Néanmoins, Lioubov pourrait très bien échapper à son destin et éviter cette
vente en reconvertissant le domaine ou en cherchant à le rentabiliser, comme le
lui recommande Lopakhine à plusieurs reprises dans la pièce. Or, elle ne le
fait pas, parce qu’elle considère cette reconversion comme « vulgaire ». Elle
n’est donc pas soumise à un destin implacable, cependant elle ne fait rien pour
changer le court des choses. Ce comportement représente mal le colossal
attachement que Lioubov a envers cette Cerisaie. Effectivement nous pouvons
remarquer cet amour à de nombreuses reprises. Tout d’abord puisqu’elle y
retrouve tout ses souvenirs, la Cerisaie est la représentation de son enfance.
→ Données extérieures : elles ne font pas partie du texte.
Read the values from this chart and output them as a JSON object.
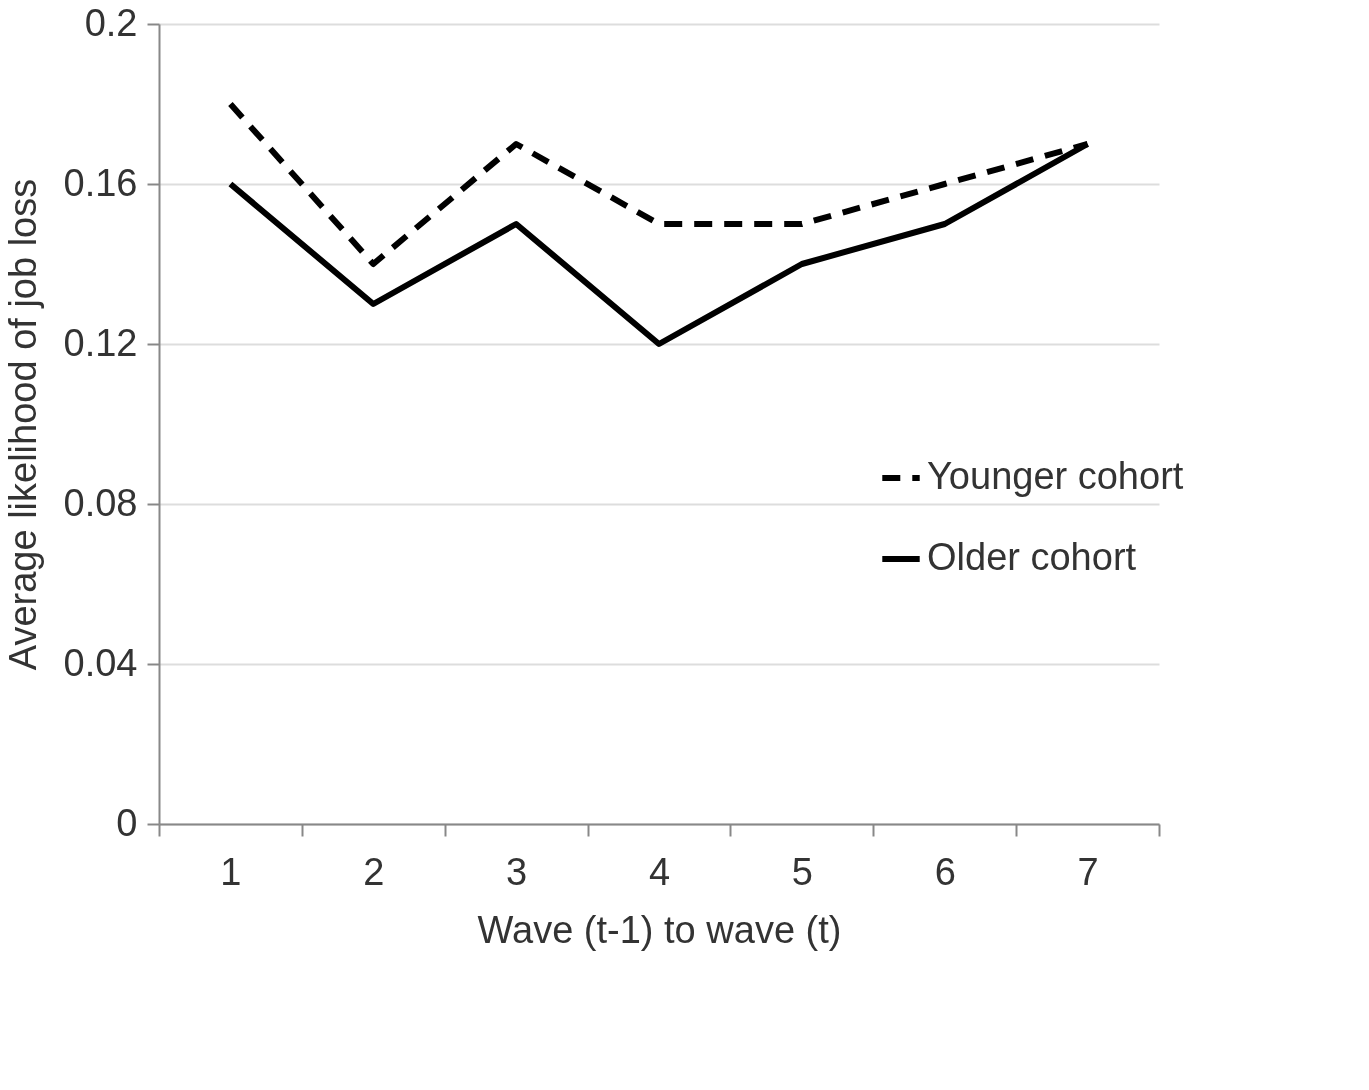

Mais je pense également qu’elle peut représenter une figure maternelle pour
Lioubov, comme nous le voyons dans la phrase « Regardez notre pauvre maman
qui marche dans la Cerisaie… en robe blanche ». Ce fut certainement auprès
de La cerisaie qu’elle allait quand elle était triste. D’ailleurs elle le dit
« le bonheur s’éveillait avec moi », ce qui veut dire que cet endroit
était source de joie pour Lioubov. Je pense alors que, Lioubov, malgré tout
cela a voulu partir, puisque comme elle le dit la Cerisaie est synonyme de
souvenir, elle a pu en vivre des bon comme des mauvais. Je pense notamment à la
mort de son fils noyé, qui l’a profondément blessé car c’est à cause de cela
qu’elle a quitté la Cerisaie pour la première fois. Mais c’est aussi pour cela
que Lioubov a essayé de se suicider. Je pense alors que pour elle quitter cette
Cerisaie est synonyme de laisser le passé, de détruire les fantômes qui la
hantaient. Ainsi, pour elle, chaque arbre abattu est une part de mémoire qui
disparaît.
Lioubov commence la scène en étant à Paris,
et revient à sa source en Russie, elle est heureuse de revenir dans son cocon
d’enfance, puisqu’elle y retrouve tous ses souvenirs. Cependant son euphorie
diminue petit à petit puisqu’à la fin de la pièce elle est forcée à quitter la
Cerisaie, comme si elle n’était pas faite pour rester dans cette maison. Elle
passe alors par plusieurs émotions, la joie, l’exaspération et la tristesse.
Mais elle va tout de même réussir à se relever, et surmonter cette épreuve,
elle quittera alors la Cerisaie de façon très humble. Son évolution se voit
alors surtout dans ses émotions.
J’interprète Lioubov dans l’acte IV, et dans
celui-ci nous pouvoir voir qu’une didascalie nous montre qu’elle est
profondément affectée par le fait de quitter La Cerisaie, « elle est pâle,
son visage tremble, elle ne peut pas parler ». Cependant elle commence à
aller mieux, comme nous le montre la didascalie « Mes nerfs vont
mieux », elle fait preuve d’une force démesurée pour oublier son passé et
débuter une nouvelle vie. Elle essaie tout de même de prolonger sa présence
dans la maison, en regardant longuement l’intérieur de cette dernière. Je pense
que c’est dans cette acte que nous pouvons ressentir plus intensément
l’attachement de Lioubov face à la Cerisaie, puisqu’elle exprime « Mon
deuxième chagrin c’est Varia ». Ainsi cela nous montre qu’elle place
l’abandon de la Cerisaie avant sa propre fille. Enfin comme je l’ai dit Lioubov
fini par quitter la maison humblement, comme si elle était déterminée à
recommencer une nouvelle vie, oublier les démons de son passé.
Pour moi, Lioubov est synonyme de fragilité et
de légèreté, mais également d’une certaine naïveté. Cela pourrait être traduit
par le fait qu’elle ne sait pas gérer l’argent, mais également par le manque de
réactivité fasse à La Cerisaie, certes elle est triste, mais elle ne se donne
pas les moyens pour garder sa propriété. Je pense que Tchekhov a voulu la
représenter comme figure de deuil, du fait qu’il souffrait de la Tuberculose
lors de l’écriture de la Cerisaie. Ainsi elle représenterait cette facette, à
travers la perte de son fils, de son amant, de son mari, mais également lors de
la vente de La Cerisaie. Je pense que ce sont toutes ses épreuves, qui font de
Lioubov une femme fragile, et sensible, mais également très affective.
Peut-être a-t-elle besoin de se sentir exister, de sentir aimer, c’est pour
cela qu’elle étreint souvent ses proches.
A l’aide de ce procédé elle enfouit sa tristesse,
grâce au bonheur des autres, grâce à leur compassion.